YOO Book Note: Getting Stoned with Savages



OK, listen up students, and I'll let you in on a secret. If your professor wants you to read a Year of Oceania book for one of your classes this year, pick Getting Stoned with Savages by J. Maarten Troost. It is, in my considered professional opinion, a hoot and a half. I laughed all through it. Troost has got to be one of the most self-deprecatingly witty travel writers around.

In this book, Troost tells about his experiences living on the remote islands of Vanuatu (where cannibalism is, it would seem, a fairly recent memory, and kava--ideally processed through the mastication of prepubescent boys--is the foulest-tasting, absolutely best narcotic social lubricant known to man), and more urban squalor in Fiji. (After reading Troost's narrative, I found myself snickering at the man in front of me at the checkout counter at Target who was buying a massive quantity of Fiji brand bottled water).

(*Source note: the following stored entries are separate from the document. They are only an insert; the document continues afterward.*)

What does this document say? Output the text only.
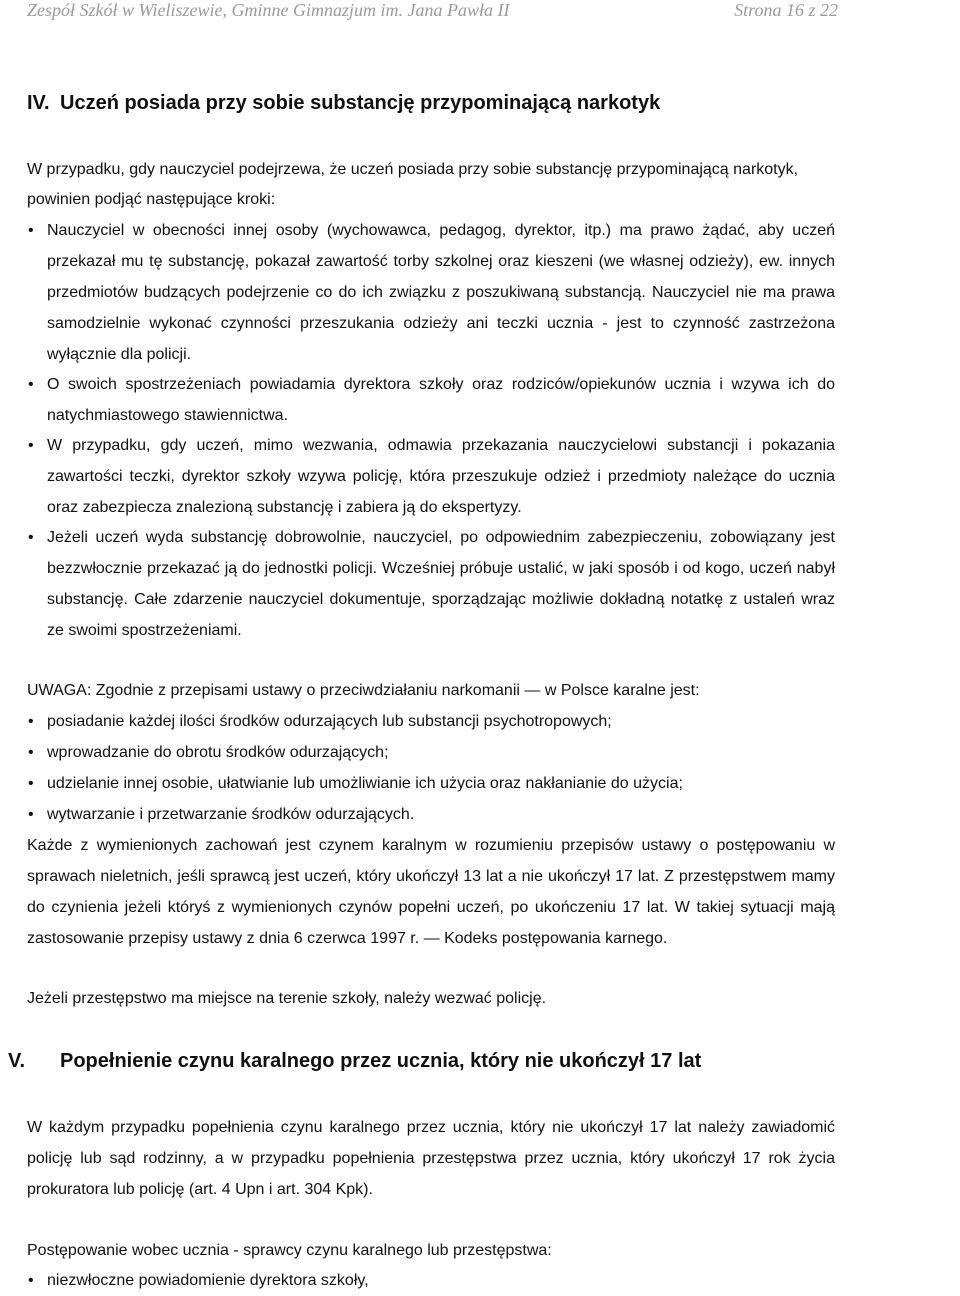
Zespół Szkół w Wieliszewie, Gminne Gimnazjum im. Jana Pawła II	Strona 16 z 22
IV. Uczeń posiada przy sobie substancję przypominającą narkotyk

W przypadku, gdy nauczyciel podejrzewa, że uczeń posiada przy sobie substancję przypominającą narkotyk, powinien podjąć następujące kroki:

• Nauczyciel w obecności innej osoby (wychowawca, pedagog, dyrektor, itp.) ma prawo żądać, aby uczeń przekazał mu tę substancję, pokazał zawartość torby szkolnej oraz kieszeni (we własnej odzieży), ew. innych przedmiotów budzących podejrzenie co do ich związku z poszukiwaną substancją. Nauczyciel nie ma prawa samodzielnie wykonać czynności przeszukania odzieży ani teczki ucznia - jest to czynność zastrzeżona wyłącznie dla policji.

• O swoich spostrzeżeniach powiadamia dyrektora szkoły oraz rodziców/opiekunów ucznia i wzywa ich do natychmiastowego stawiennictwa.

• W przypadku, gdy uczeń, mimo wezwania, odmawia przekazania nauczycielowi substancji i pokazania zawartości teczki, dyrektor szkoły wzywa policję, która przeszukuje odzież i przedmioty należące do ucznia oraz zabezpiecza znalezioną substancję i zabiera ją do ekspertyzy.

• Jeżeli uczeń wyda substancję dobrowolnie, nauczyciel, po odpowiednim zabezpieczeniu, zobowiązany jest bezzwłocznie przekazać ją do jednostki policji. Wcześniej próbuje ustalić, w jaki sposób i od kogo, uczeń nabył substancję. Całe zdarzenie nauczyciel dokumentuje, sporządzając możliwie dokładną notatkę z ustaleń wraz ze swoimi spostrzeżeniami.

UWAGA: Zgodnie z przepisami ustawy o przeciwdziałaniu narkomanii — w Polsce karalne jest:

• posiadanie każdej ilości środków odurzających lub substancji psychotropowych;

• wprowadzanie do obrotu środków odurzających;

• udzielanie innej osobie, ułatwianie lub umożliwianie ich użycia oraz nakłanianie do użycia;

• wytwarzanie i przetwarzanie środków odurzających.

Każde z wymienionych zachowań jest czynem karalnym w rozumieniu przepisów ustawy o postępowaniu w sprawach nieletnich, jeśli sprawcą jest uczeń, który ukończył 13 lat a nie ukończył 17 lat. Z przestępstwem mamy do czynienia jeżeli któryś z wymienionych czynów popełni uczeń, po ukończeniu 17 lat. W takiej sytuacji mają zastosowanie przepisy ustawy z dnia 6 czerwca 1997 r. — Kodeks postępowania karnego.

Jeżeli przestępstwo ma miejsce na terenie szkoły, należy wezwać policję.

V. Popełnienie czynu karalnego przez ucznia, który nie ukończył 17 lat

W każdym przypadku popełnienia czynu karalnego przez ucznia, który nie ukończył 17 lat należy zawiadomić policję lub sąd rodzinny, a w przypadku popełnienia przestępstwa przez ucznia, który ukończył 17 rok życia prokuratora lub policję (art. 4 Upn i art. 304 Kpk).

Postępowanie wobec ucznia - sprawcy czynu karalnego lub przestępstwa:

• niezwłoczne powiadomienie dyrektora szkoły,
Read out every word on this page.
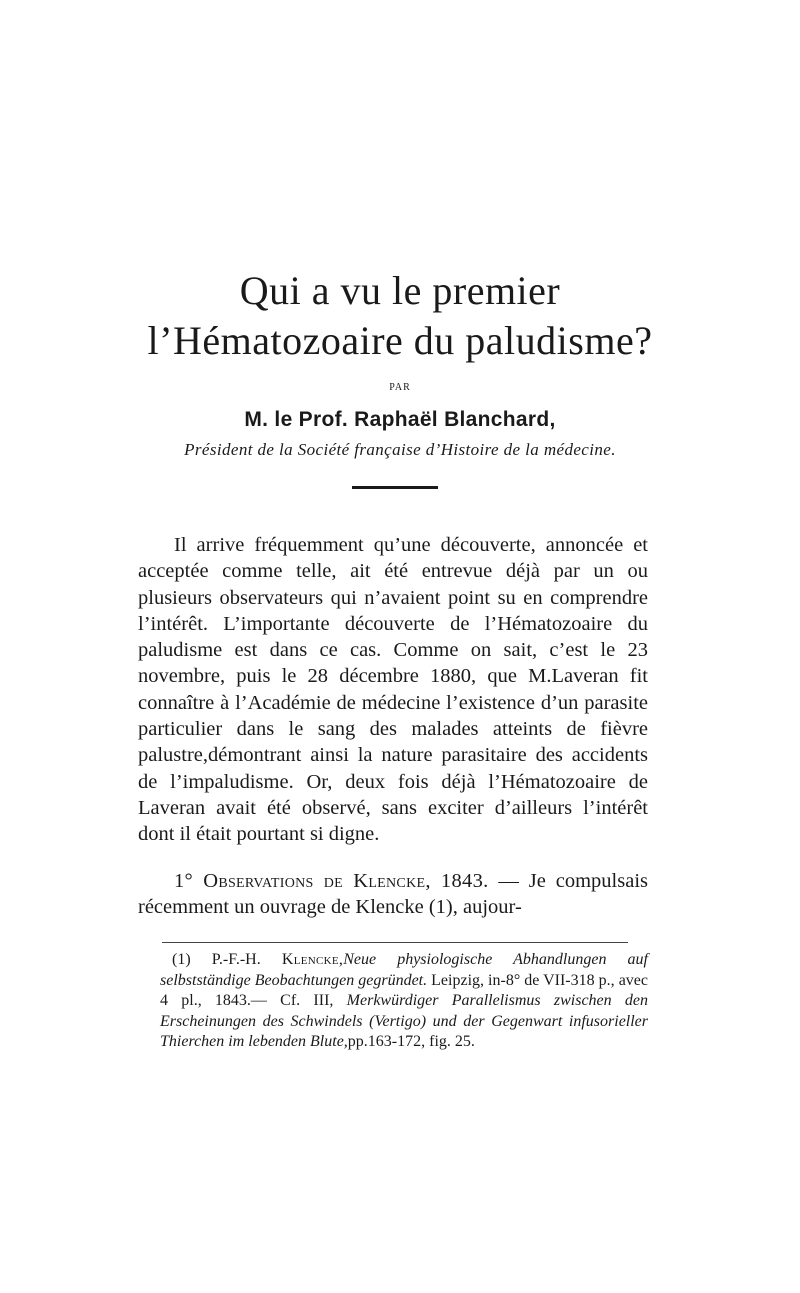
Qui a vu le premier
l’Hématozoaire du paludisme?
PAR
M. le Prof. Raphaël Blanchard,
Président de la Société française d’Histoire de la médecine.

Il arrive fréquemment qu’une découverte, annoncée et acceptée comme telle, ait été entrevue déjà par un ou plusieurs observateurs qui n’avaient point su en comprendre l’intérêt. L’importante découverte de l’Hématozoaire du paludisme est dans ce cas. Comme on sait, c’est le 23 novembre, puis le 28 décembre 1880, que M.Laveran fit connaître à l’Académie de médecine l’existence d’un parasite particulier dans le sang des malades atteints de fièvre palustre,démontrant ainsi la nature parasitaire des accidents de l’impaludisme. Or, deux fois déjà l’Hématozoaire de Laveran avait été observé, sans exciter d’ailleurs l’intérêt dont il était pourtant si digne.

1° Observations de Klencke, 1843. — Je compulsais récemment un ouvrage de Klencke (1), aujour-

(1) P.-F.-H. Klencke,Neue physiologische Abhandlungen auf selbstständige Beobachtungen gegründet. Leipzig, in-8° de VII-318 p., avec 4 pl., 1843.— Cf. III, Merkwürdiger Parallelismus zwischen den Erscheinungen des Schwindels (Vertigo) und der Gegenwart infusorieller Thierchen im lebenden Blute,pp.163-172, fig. 25.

Even his (lengthy) chapter titles are hilarious. For example, "Chapter 5, in which the author ponders cannibalism and discovers that he just doesn't get it--not at all, cannot get past the icky factor--and so, left to his own devices by his beguiling wife, he decides to seek enlightenment on the island of Malekula, where until recently, within his own lifetime even, they lunched on people."

or "Chapter 8, in which the author travels to the island of Tanna, where he ascends an active volcano; witnesses the extraordinary Nekowiar ceremony, culminating with the slaughter of two hundred pigs; and meets with villagers deep within the forest who live according to the tenets of kastom, which is another word for naked."

I have to admit, I was a little uncomfortable with the title, as obviously tongue-in-cheek as it was. The progressive in me bristled and was ready to take offense at the colonial term "savages." It is true that Troost shows little regard for political correctness in his writing, but he is far from bigoted against the indigenous people of Oceania. In fact, he is much more at ease drinking kava with the Ni-Vanuatu than hanging around with those of European stock, who tended to have eighteenth- or nineteenth-century attitudes towards the locals. (Troost reserves his sharpest ire for French yacht racers. Boy, there's a bunch of savages Captain Cook would have given a wide berth).

I enjoyed Troost's book so much, I plan to read his previous work The Sex Lives of Cannibals, about his earlier South Pacific experiences living on the island of Tarawa. And lucky me! The library has it through eBrary! Hurrah! So if you have to read two books for The Year of Oceania, there's another option for you.

Take a (virtual) kava break and enjoy the book!